A couple stories and an insight

A couple of articles to put together to come up with something interesting. Last month there was an article in the  Korea Times about Korean loses due to the illegal downloading of Korean movies. A study released by the Korean Film Council put loses in 2004 at 280 billion  won (about US$260 million). You can click to see the details of the study, but the disturbing element is the DVD market. The study put the DVD market in Korea at 100 billion won, and loses in the area at 28.5 billion. If you do the math you get the statistic that between 25-30% of DVD viewers (or more precise possible viewers) get a copy from the Internet. Add to this number to people who by fake DVD's and you get a pretty hefty segment of the market that see pirated wares over authentic. (The cynic in me notes that the statistics in this report are for Korean films only, one can only guess how foreign movies skew things).

Another little tidbit comes from a story about a Uri party lawmaker trying to trumpet a plan to crack down on illegal file swapping on line. The bill is essentially ho-hum (click if if you want), however I would like to use it to point out a greater problem in Korea. The proposal would make an ISP liable for not stopping users from swapping files. If they fail to do so, they can be fined up to 50 million won. Now lets do a little math. First let us assume the maximum penalty. For the sake of simplicity, lets take the only four ISP's of note in Korea (KT, Hanaro, Powercomm, and Dacom). If we were to assume that the losses from film downloads alone were spread equally, that means each ISP, under this bill, would be "responsible" for 70 billion in losses (Again I remind you that figure does not include foreign films or the larger category of online music which they would be responsible for as well). In any case the penalty to loss ratio is .001, I ask you does that really sound like a penalty? This is the modus operandi for most Korean fines, the time rarely fits the crime economically speaking.

2 Comments:

At December 20, 2005 8:34 PM, Anonymous Anonymous said...

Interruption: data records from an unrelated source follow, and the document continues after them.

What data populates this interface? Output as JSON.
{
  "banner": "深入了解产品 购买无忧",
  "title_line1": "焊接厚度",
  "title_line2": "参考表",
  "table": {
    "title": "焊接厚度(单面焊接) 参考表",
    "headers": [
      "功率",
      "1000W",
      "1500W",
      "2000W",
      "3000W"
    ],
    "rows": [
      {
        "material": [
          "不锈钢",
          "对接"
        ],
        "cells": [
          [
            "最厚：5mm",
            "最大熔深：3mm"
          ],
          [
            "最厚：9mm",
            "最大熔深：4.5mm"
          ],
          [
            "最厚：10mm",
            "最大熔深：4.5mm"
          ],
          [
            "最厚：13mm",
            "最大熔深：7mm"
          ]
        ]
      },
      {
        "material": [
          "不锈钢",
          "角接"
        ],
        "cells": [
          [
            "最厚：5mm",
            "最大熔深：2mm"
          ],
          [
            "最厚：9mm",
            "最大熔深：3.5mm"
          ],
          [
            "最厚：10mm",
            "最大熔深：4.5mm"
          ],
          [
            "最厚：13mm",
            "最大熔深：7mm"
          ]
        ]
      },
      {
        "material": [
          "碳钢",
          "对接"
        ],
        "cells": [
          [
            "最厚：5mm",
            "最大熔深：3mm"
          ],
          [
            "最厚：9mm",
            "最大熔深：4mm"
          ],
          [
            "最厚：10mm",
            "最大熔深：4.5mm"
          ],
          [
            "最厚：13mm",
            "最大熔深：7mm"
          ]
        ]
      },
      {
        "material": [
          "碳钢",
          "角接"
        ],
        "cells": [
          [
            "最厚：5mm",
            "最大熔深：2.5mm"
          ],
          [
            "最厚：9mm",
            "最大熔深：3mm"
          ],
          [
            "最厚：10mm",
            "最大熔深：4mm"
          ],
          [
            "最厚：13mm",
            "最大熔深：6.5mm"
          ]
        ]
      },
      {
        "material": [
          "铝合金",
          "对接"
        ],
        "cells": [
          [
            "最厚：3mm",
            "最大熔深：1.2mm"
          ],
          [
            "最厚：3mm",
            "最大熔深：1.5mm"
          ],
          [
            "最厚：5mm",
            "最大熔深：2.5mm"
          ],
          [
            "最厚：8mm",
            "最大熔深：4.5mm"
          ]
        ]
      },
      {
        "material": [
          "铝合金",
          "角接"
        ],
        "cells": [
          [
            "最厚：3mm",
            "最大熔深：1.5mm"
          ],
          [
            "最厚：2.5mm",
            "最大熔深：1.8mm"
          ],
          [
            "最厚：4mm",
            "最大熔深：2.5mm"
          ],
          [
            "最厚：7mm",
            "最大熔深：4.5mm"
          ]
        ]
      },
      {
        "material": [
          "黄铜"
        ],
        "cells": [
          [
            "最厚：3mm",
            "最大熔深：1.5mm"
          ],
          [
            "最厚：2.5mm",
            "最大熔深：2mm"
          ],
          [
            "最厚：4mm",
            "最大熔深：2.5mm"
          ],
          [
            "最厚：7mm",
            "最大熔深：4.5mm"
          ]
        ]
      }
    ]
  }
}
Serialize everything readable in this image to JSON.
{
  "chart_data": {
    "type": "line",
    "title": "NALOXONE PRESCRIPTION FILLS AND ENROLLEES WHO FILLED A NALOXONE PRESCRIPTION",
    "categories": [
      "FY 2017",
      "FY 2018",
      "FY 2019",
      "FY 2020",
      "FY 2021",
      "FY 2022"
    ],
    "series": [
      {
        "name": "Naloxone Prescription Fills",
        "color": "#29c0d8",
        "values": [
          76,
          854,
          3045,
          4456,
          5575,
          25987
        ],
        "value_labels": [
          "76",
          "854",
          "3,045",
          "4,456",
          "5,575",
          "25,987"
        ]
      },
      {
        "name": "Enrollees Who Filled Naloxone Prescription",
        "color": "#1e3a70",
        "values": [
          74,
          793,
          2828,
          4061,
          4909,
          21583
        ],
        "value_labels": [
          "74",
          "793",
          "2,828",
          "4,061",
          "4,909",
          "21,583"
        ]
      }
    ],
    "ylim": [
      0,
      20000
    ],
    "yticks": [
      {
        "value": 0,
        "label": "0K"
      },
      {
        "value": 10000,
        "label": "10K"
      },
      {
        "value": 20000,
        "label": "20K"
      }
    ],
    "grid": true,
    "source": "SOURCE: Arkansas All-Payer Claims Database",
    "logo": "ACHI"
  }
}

That's not 50 million won per violation? It's not cumulative?

-Mark

 
At December 21, 2005 5:37 AM, Blogger Dram Man said...

Mark,

That was my first reaction. Re-reading the passage though lead me to conclude that its capped...

"The bill also says that the companies would be punished for up to 50 million won in penalty, if they don’t follow the government’s instruction."

Given the bill's content, I think it does not count each infringement but simply fining ISP's for allowing swapping. If you allow it your fined, regardless of how such is used.